Salve @Legio II Italica e grazie, non ero a conoscenza di queste "memorie di viaggio" di Rutilio Namaziano; molto interessante anche il passo di Italo Lana, dal quale traspare molto bene la sensazione di nostalgia provata da Namaziano e dagli altri membri della classe dirigente di Roma.

Aggiungo solo una sensazione personale: mi ha colpito in particolare questa volontà caparbia e quasi disperata di rimanere aggrappati al Passato, alle antiche tradizioni romane di un'epoca ormai conclusa...

Grazie ancora per il post, buona giornata :)

Ciao @clairdelune, bello il tuo commento .

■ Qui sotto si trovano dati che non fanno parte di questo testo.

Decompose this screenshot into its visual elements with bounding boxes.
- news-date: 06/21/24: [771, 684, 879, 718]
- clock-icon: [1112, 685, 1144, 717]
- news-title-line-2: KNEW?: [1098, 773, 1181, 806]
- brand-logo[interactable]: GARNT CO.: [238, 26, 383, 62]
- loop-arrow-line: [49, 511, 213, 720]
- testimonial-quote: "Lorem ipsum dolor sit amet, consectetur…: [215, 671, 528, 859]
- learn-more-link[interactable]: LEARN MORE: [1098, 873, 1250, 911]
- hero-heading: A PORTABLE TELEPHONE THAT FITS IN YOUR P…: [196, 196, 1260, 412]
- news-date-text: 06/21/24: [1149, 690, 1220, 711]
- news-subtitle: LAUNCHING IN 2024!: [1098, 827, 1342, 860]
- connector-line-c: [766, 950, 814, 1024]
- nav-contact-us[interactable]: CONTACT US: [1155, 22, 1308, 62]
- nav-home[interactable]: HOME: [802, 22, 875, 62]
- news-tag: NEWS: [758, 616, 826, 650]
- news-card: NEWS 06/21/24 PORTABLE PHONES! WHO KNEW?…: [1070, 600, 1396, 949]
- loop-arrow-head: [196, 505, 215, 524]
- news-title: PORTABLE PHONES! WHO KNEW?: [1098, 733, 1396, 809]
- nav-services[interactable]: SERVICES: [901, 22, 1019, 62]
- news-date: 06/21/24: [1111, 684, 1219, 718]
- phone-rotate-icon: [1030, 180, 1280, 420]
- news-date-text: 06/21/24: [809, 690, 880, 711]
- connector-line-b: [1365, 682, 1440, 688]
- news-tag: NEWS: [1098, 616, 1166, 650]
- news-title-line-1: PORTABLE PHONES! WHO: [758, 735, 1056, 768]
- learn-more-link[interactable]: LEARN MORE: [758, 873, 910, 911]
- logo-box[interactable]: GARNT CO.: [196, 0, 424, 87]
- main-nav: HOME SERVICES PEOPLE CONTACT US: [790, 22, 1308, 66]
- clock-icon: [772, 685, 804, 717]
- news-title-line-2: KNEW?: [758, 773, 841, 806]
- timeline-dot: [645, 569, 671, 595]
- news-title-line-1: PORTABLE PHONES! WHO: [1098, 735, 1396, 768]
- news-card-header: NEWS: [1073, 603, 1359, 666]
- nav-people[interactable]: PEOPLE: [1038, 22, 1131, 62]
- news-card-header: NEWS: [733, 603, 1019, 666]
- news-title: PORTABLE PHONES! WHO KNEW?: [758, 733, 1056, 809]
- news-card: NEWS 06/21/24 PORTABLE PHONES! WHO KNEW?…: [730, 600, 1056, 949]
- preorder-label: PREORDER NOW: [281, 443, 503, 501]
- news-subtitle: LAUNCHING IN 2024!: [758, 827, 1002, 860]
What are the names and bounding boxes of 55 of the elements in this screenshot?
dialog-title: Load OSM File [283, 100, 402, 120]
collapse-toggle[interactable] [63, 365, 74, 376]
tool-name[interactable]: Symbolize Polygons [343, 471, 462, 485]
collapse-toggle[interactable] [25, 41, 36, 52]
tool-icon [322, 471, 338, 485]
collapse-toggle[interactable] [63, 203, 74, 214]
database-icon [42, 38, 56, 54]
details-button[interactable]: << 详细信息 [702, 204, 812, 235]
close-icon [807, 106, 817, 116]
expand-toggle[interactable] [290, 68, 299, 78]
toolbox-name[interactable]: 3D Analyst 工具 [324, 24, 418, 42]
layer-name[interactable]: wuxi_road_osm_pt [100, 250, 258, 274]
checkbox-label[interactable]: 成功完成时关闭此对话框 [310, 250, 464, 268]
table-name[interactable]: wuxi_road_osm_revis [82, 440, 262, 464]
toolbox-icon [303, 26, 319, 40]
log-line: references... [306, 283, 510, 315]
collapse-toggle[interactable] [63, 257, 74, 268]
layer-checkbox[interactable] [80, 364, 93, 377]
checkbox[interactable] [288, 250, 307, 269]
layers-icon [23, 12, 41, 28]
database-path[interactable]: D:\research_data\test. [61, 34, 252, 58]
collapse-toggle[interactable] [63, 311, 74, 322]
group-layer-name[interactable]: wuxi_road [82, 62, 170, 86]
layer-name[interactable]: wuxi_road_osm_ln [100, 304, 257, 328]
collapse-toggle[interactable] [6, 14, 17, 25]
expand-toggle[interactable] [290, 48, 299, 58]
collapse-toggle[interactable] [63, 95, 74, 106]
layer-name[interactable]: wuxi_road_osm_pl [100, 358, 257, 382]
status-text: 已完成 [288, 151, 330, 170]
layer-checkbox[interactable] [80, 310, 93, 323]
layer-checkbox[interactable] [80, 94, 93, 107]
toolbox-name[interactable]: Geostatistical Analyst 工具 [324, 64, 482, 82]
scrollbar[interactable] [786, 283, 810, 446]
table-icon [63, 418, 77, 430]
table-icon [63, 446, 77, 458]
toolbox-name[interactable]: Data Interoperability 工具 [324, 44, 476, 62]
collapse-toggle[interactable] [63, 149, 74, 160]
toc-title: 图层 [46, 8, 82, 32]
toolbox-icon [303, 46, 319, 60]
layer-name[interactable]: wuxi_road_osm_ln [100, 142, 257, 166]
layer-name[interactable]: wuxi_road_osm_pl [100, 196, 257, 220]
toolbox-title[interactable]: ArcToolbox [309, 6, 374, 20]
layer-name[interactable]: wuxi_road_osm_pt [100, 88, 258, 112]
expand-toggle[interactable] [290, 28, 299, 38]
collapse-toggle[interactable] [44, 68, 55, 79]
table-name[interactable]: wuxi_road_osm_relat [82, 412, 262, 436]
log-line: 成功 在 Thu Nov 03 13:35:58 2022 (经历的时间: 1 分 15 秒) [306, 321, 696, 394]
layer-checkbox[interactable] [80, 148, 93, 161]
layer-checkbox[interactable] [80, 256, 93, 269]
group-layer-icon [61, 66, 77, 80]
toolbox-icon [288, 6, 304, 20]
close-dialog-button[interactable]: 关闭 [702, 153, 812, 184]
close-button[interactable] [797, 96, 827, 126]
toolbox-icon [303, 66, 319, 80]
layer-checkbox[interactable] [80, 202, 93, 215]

La nostalgia puo' essere un difetto , quando fa perdere la realta' delle cose , come nel fatto citato ; al contrario puo' essere uno sprone a reagire alla avversita' .

Grazie e ciao


Inviato
1 ora fa, ciosky68 dice:

Non ne conoscevo la storia, interessante.

Grazie

Roberto

Ciao , e' una piccola storia di un uomo , ma una tragedia per l' umanita' .

Ciao e grazie


Inviato

Salve , forse il passo piu' bello e toccante dell' opuscolo di Rutilio Namaziano e' la parte riguardante l' Inno a Roma che si sviluppa nei versi dal 47 al 164 , che riporto integralmente :

 

Prestami ascolto, bellissima regina del mondo interamente tuo, accolta fra le celesti, Roma, volte stellate.
Prestami ascolto, tu madre degli uomini, madre degli dèi: grazie ai tuoi templi non siamo lontani dal cielo.
Te cantiamo e canteremo, sempre, finché lo concedono i fati, nessuno può essere in vita e dimentico di te.
Potrà piuttosto scellerato oblio affondare il sole prima che il tuo splendore svanisca dal nostro cuore,
perché diffondi grazie pari ai raggi del sole per ogni terra, fino all’Oceano che ci fluttua intorno.
Per te si volge lo stesso Febo che tutto abbraccia e i suoi cavalli, sorti da te, in te ripone;
non ti fermò, sabbia di fuoco, la Libia, né ti respinse, armata del suo gelo, l’Orsa:
quanto si estese fra i poli, propizia alla vita, la natura tanto si aprì la terra al tuo valore.
Hai fatto di genti diverse una sola patria, la tua conquista ha giovato a chi viveva senza leggi:
offrendo ai vinti l’unione nel tuo diritto hai reso l’orbe diviso unica Urbe.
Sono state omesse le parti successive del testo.